Each morning during drop-off duty at school, I stand outside for about 30 minutes in the cold. Instead of just standing there, I started doing trunk twists. Nothing dramatic. Nothing flashy. Nothing that would even register as exercise to anyone watching. Just small movements. Quiet movement. Intentional movement. By lunch recess duty, the twists are a little more pronounced. Still controlled. Still gentle. Still within reason.

My Apple Watch doesn’t even recognize it as exercise. But maybe that’s the point. Slow progress is still progress. There is something deeply comforting in the idea of starting small and building slowly.

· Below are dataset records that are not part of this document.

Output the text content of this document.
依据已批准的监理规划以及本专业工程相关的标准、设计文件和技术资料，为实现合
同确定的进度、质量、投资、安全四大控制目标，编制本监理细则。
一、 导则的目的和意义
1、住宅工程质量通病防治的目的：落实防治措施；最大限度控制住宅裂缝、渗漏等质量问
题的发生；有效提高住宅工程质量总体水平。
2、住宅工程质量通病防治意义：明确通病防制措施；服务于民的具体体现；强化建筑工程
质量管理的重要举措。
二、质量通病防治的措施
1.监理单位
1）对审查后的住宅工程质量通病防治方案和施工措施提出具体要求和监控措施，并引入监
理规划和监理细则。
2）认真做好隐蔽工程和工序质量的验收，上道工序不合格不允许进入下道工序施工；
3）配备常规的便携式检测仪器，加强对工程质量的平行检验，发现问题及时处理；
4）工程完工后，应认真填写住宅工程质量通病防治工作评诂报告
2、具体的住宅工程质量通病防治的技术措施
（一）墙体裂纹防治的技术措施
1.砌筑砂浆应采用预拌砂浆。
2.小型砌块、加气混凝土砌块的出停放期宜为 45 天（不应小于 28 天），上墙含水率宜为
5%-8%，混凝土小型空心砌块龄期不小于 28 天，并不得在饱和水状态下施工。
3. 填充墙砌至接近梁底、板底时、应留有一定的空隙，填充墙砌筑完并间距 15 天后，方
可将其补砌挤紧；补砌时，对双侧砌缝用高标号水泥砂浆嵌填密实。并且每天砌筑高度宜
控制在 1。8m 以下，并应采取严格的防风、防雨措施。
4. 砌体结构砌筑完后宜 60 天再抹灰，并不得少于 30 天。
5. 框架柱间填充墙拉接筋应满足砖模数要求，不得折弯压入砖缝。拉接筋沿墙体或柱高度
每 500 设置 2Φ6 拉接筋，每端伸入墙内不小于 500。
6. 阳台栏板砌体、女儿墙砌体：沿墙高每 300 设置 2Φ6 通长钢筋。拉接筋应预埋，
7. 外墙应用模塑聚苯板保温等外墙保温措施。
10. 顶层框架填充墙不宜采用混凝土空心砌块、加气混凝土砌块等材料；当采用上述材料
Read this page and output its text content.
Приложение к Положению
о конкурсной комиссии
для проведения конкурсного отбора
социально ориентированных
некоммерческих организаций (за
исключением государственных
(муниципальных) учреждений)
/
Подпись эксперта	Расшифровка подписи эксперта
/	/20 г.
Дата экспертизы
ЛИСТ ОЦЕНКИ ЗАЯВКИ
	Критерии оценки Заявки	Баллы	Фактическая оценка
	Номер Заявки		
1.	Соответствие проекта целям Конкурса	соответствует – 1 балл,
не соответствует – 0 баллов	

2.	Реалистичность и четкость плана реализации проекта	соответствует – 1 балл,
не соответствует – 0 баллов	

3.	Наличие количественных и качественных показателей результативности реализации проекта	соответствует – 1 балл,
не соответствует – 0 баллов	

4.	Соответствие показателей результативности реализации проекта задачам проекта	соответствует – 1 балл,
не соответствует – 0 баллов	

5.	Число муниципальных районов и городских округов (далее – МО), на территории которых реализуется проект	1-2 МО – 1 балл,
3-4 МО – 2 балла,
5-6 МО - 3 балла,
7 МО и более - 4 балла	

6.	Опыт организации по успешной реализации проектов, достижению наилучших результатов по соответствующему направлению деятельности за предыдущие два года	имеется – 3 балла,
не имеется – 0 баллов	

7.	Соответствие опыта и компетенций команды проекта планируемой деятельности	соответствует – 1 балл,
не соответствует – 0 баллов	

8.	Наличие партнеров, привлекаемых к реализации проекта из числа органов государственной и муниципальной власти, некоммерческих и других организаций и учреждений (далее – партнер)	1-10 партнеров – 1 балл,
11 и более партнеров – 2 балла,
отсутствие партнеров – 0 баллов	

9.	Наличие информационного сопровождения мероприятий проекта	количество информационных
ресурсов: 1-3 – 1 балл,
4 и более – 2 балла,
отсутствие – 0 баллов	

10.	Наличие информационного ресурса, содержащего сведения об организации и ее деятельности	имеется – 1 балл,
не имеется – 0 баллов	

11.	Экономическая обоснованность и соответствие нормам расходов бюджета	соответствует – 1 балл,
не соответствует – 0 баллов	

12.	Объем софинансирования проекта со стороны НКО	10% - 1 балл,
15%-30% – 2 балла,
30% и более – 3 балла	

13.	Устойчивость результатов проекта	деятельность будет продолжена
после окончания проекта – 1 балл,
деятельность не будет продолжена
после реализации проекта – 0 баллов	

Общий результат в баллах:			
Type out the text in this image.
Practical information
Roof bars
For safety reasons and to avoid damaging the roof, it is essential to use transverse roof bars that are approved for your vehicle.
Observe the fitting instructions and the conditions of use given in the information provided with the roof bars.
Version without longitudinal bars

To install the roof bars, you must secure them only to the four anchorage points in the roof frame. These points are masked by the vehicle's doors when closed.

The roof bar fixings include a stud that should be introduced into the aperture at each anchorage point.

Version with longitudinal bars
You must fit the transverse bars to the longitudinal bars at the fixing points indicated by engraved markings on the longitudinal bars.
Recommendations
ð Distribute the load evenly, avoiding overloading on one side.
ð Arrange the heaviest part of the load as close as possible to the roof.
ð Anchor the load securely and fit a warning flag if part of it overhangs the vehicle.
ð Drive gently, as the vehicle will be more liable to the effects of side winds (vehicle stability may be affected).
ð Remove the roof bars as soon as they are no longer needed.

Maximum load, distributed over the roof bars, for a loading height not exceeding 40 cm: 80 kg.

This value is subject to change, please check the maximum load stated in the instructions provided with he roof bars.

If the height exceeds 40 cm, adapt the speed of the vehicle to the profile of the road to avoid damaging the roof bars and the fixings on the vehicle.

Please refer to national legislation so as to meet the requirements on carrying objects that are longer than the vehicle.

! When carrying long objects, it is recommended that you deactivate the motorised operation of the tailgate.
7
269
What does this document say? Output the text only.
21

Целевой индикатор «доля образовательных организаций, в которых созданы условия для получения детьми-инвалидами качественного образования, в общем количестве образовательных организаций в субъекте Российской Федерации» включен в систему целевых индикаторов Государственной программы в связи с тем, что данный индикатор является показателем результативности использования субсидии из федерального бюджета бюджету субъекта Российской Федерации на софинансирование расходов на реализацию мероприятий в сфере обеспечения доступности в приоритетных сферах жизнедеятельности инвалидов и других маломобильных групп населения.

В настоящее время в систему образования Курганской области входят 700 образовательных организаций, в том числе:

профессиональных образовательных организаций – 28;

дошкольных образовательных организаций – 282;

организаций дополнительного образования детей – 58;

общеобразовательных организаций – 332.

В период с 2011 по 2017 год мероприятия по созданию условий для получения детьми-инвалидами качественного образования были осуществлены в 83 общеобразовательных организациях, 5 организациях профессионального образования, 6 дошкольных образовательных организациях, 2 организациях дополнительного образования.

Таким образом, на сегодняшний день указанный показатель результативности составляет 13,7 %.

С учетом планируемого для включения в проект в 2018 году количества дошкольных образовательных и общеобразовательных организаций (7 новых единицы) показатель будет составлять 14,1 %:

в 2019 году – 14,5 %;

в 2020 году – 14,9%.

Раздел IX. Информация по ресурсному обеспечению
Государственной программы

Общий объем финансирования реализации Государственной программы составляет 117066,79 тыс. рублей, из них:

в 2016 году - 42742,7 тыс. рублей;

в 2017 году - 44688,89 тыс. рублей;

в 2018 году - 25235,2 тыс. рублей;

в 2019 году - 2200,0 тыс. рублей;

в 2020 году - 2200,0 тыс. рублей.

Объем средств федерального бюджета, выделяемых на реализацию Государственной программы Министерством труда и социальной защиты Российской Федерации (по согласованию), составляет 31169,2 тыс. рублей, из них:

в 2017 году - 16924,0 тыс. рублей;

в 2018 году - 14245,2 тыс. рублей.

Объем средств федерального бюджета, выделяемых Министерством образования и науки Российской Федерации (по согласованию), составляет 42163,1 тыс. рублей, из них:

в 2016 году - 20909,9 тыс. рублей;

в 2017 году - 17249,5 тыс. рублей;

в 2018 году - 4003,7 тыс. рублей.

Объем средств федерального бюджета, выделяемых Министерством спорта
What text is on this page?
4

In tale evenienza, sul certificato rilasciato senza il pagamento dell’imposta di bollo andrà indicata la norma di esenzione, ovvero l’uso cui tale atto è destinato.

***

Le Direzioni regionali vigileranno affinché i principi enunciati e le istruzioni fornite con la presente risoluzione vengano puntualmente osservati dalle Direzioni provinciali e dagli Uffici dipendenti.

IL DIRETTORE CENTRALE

Not pushing into noticeable pain. Not trying to win the fitness Olympics in a single season. Not trying to undo decades in a matter of weeks. Just inching forward. Poco a poco. Little by little.

“Anything worth doing is worth doing slowly.”
“The trees that are slow to grow bear the best fruit.”
“Patience and perseverance have a magical effect.”

Maybe the goal isn’t a dramatic transformation. Maybe the goal is sustainability. Maybe the goal is simply to keep moving.

Every time I hear the phrase “all things in moderation,” I grin a little. It takes me back to a two-family flat, where Tina and I lived early in our married life. Our upstairs tenant was Ivy. Ivy didn’t just say moderation; she lived it. On Sundays, we would break bread together, and there was some rule about chewing your food a certain number of times before swallowing. Ivy doubled or tripled it. We would be starting dessert while she was still working through the main course. It was almost comical. Slow bites. Small portions. Deliberate pace. She lived the mantra of moderation with surgical precision. It worked; she lived into her early 100s.

That’s not even the best part of the story. My father-in-law bought that two-family flat as a rental property at a dirt-cheap price with one condition: Ivy could remain in the top floor, rent-free, for the rest of her life. He made that deal when she was in her 70s. More than two decades later, she was still there. Still chewing slowly. Still living deliberately. Still practicing moderation.

That top floor stayed off the rental market for over twenty years. And honestly? Worth it. Because Ivy was a living sermon on patience and consistency.

There is wisdom in these old sayings that we tend to overlook.

“Don’t bite off more than you can chew.”
“Keep plugging away.”
“Savor the small things.”
“Stay the path.”

This season of life is teaching me that slow progress is not failure. It’s discipline. It’s wisdom. It’s survival. It’s hope. My trunk twists may not show up on my Apple Watch. My slow movement may not impress anyone. My progress may barely move the BMI needle. But it is movement. Movement leads to progress. Progress leads to possibility. So for now, I will keep twisting in the cold mornings. Keep moving at lunch duty. Keep swimming when summer returns. Keep trusting the process. Slow and steady. Poco a poco. Stay the course.